I'd like to comment on this article, as I was a parent at the Woodside Elementary School during the years being investigated.
I do not know if Mr. Hanretty is guilty or not, but I can share my experiences as a parent there.

First, Mr. Hanretty came to Woodside School I believe originally as a the person to run the IT of the school. He was (is) young, professional and interestingly (to many of us parents) always wore a coat and tie. WES is typically a pretty casual place. He then made a metoric rise quickly through the ranks with promotions. (Inside joke was it was because of the coat and tie. Nobody (parents)really knew anything about him.)

Throughout his tenure, once his status elevated to a certain level, he was part of the WES board and attended all the meetings. As a parent, my fellow parents and I had concerns about issues at the school (nothing related to this one - we didn't know about it) and would try to go to the board meetings. Our experience with attending board meetings to listen and to have a voice was not positive. The board was completely adverse to parental input and clearly uncomfortable when we attended. There is always a small time slot in the beginning of the meetings for comments from the public but it was unjust as we never had enough time alloted. (The agendas stated 15 minutes, but usually we were only given 5, hence stifling any opportunity for open discussion.)

What happened at the meetings is the last part (and clearly stated on the agendas) was not open for public attendance. So the board meetings would go at max 15 minutes and then kick out the "public" for the rest of the meeting. The meetings lasted at minimum an hour.

There was no transparency. A small number of people are making all the decisions regarding every aspect of the school.

The only exception I can remember, is when the board had decided to install 2 artificial turf fields. This created concerns but the board had made the decisions and wouldn't yield. So some parents then went online and started a petition to halt the fields for discussion. The petition had a significant number of people in support and was taken to a board meeting that was happening that week. To ensure that the board address the petition, the Almanac was notified of the meeting and the petition. The Almanac sent a reporter to the meeting and wrote about it. If the Almanac hadn't been present with the parents, we don't believe the board would have considered it. As a result a compromise was struck. One field was done in turf, the other left grass.

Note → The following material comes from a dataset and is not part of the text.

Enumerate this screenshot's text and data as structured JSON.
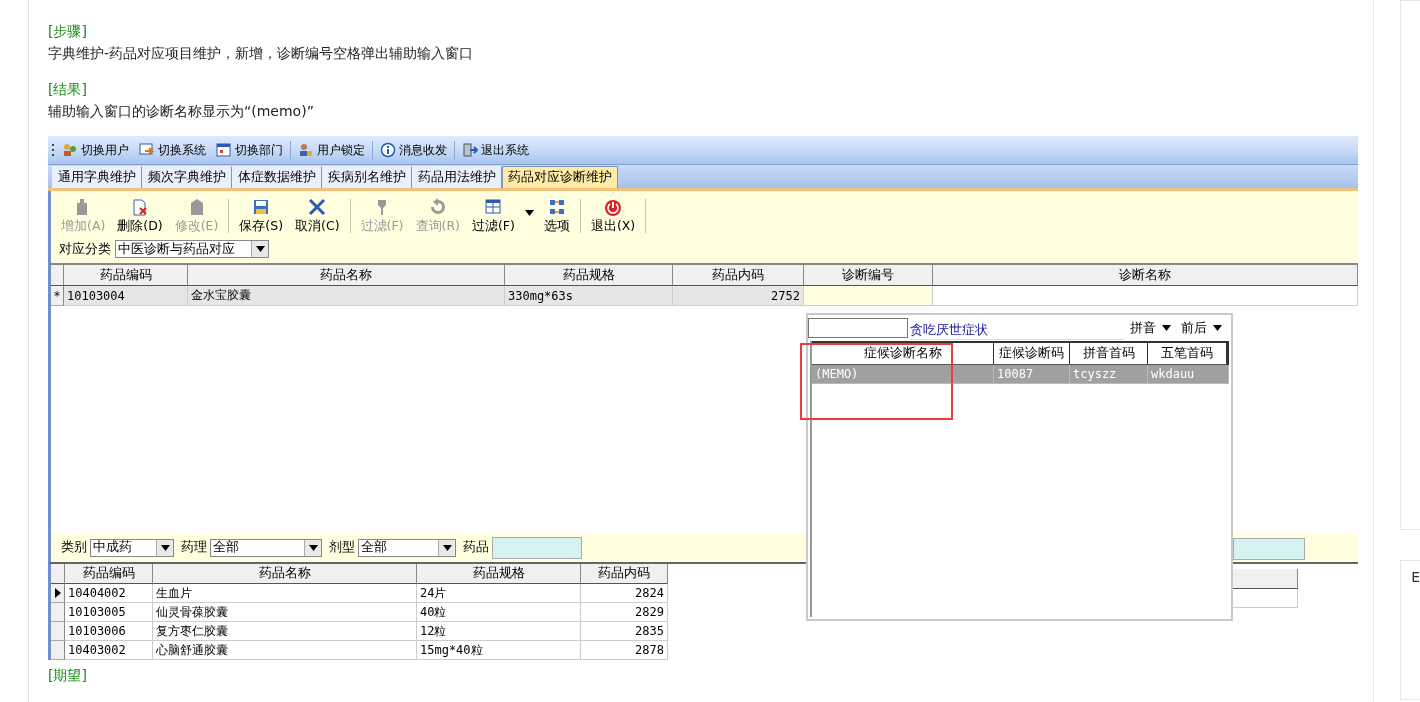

Due to the lack of transparency at the Woodside Elementary School board meetings, there is no way for us to know how decisions are made and where money is going. Only the board members know where that money went. If they don't, than they weren't doing their job. They kept the rest of us in the dark.


Susan Smith
Woodside: other
on May 23, 2012 at 4:02 pm
Susan Smith, Woodside: other
on May 23, 2012 at 4:02 pm

WES Parent: you are so correct. AT the Town of Woodside and County level the meetings are exactly the same. For example, Never was there time for the public to comment on the $3.5 million liver transplant the residents of San Mateo County had to pay out (after approval of the County BoS)for for an individual with over $100K in 401k monies...oh no, no time for public input because the issue was shoved to the back of the agenda in the sneaky way people do these things.....) this happens all the time. Thanks for pointing it out: this is our money and these people are elected by us: lets have some sunshine and transparency in public dealings, please, and better attendance which is encourages. Additionally, holding meetings at hours working people can not attend is eggregious, as well..


Matt R.
Woodside: Skywood/Skylonda
on May 26, 2012 at 9:32 am
Matt R., Woodside: Skywood/Skylonda
on May 26, 2012 at 9:32 am

It might or might not be a conflict of interest. I would hope that there were competitive bidding on these large projects. If the awards were granted based on an open bid process, that's fine. But if not....

I've been trying to dig into PVSD expenditures, and I'm finding it difficult, at best. While there is lots of paper out there for review, there is litte detail (for PVSD) by project.